Integrating treatments
Psychotherapy and meds combo may lift depression
by Barry Gilbert, MD
Vol.16, No.02, February 2008

John, a 38-year-old teacher, started psychotherapy because he was still feeling disturbed two years after his father’s death. In the course of treatment, he became increasingly depressed — to the point where he was having trouble functioning at work. An antidepressant provided a good response. As he continued in therapy, he asked, “Is this really a biological illness, then?” The question illustrates some of the problems we face in trying to integrate our current models of illness and depression.

Psychology vs biology

Ned Cassem, a psychiatrist at the Massachusetts General Hospital, used to tell the following story. He’d walk by a patient who was clearly depressed and in need of treatment, only to be told by the attending physician, something like, “Well, yes, of course she’s depressed, but after all, she has cancer.” Cassem would jump up and down, declaring that understanding the cause of the depression didn’t preclude treating it with medication.

Here’s the problem: many of us, particularly psychotherapists, are used to seeing depressed mood as signalling a psychologic problem — inner conflict, cognitive distortion — that can be addressed by psychotherapy. But when a DSM-IV major depression is diagnosed, a syndrome where low mood is bundled with neurovegetative disturbances i.e. of sleep, energy, sex drive, etc., we know that it may respond to treatment with antidepressants. The possible meaning of the low mood isn’t relevant in this model — though that in no way means that it doesn’t matter to the patient.

If the person meets the DSM-IV criteria, medication is one treatment option. However, although virtually all the literature to guide the use of pharmaceuticals is based on trials using DSM diagnoses, this doesn’t invalidate the idea that the affect has meaning: one diagnosis doesn’t exclude the other. These are basically different etiologic models that aren’t yet integrated.

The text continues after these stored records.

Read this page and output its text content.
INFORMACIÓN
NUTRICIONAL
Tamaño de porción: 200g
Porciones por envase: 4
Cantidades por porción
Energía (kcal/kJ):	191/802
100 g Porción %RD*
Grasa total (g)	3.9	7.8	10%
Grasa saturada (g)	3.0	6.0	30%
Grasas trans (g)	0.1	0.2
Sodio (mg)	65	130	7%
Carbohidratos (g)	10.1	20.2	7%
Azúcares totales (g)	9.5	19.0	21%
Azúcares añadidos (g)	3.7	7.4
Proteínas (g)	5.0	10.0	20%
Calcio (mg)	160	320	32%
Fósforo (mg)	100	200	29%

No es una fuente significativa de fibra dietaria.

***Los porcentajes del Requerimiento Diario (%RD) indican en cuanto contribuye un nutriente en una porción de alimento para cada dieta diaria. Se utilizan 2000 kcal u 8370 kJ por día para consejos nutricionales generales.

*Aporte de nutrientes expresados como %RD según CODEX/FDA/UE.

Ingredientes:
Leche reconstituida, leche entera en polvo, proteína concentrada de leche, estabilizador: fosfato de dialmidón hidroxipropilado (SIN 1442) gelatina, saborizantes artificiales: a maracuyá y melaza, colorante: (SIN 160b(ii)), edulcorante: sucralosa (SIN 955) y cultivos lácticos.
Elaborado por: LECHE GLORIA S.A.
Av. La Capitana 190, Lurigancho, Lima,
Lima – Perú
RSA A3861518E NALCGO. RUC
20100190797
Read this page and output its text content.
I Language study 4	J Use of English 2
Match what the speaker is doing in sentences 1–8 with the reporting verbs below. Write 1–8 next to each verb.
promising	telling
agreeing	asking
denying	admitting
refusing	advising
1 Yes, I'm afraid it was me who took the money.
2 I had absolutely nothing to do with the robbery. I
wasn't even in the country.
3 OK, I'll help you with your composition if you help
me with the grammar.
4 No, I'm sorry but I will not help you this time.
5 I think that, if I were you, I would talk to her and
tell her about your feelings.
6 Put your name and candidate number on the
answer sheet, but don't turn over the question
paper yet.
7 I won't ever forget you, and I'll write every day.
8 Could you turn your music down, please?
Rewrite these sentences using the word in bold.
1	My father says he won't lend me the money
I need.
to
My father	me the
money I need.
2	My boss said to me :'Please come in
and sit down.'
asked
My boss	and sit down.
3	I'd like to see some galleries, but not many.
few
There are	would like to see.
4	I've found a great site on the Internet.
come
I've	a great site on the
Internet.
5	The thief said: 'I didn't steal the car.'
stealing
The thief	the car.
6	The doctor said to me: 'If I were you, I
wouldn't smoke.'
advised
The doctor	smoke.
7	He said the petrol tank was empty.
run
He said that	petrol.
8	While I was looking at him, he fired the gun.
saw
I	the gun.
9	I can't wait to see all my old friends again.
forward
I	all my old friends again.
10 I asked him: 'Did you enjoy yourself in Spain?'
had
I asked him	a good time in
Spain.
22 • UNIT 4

Some patients may prefer to think they have a biologic illness, perhaps taking the issue out of their hands, while others will resist the idea, feeling that it suggests they have little control over how they feel. A response to treatment — whether medication or psychotherapy — says nothing about etiology. So asking the question, “is it really biological?” implies a false dichotomy. Mounting evidence shows that physiology affects psychology and vice versa.

Meshing the 2 models

John’s question reflects the difficulties patients have in integrating different models of illness. Yes, he has a biologic syndrome that’s been shown to respond to antidepressants. At the same time, the death of his father triggered a mourning process. He grieved not not just for his deceased parent but also for the closeness he was never able to achieve. In a combined treatment, both the physician and patient have to find a way to shuttle back and forth between models, allowing them equal status and not privileging either. While medication helps to reverse the mood and neurovegetative disturbance, psychotherapy knits together a narrative of this depression’s meaning, and assists the person in building the psychologic tools to deal with it.

Barry L. Gilbert, MD, CCFP, FRCPC is a psychiatrist, psychoanalyst and Assistant Professor of Psychiatry at the University of Toronto.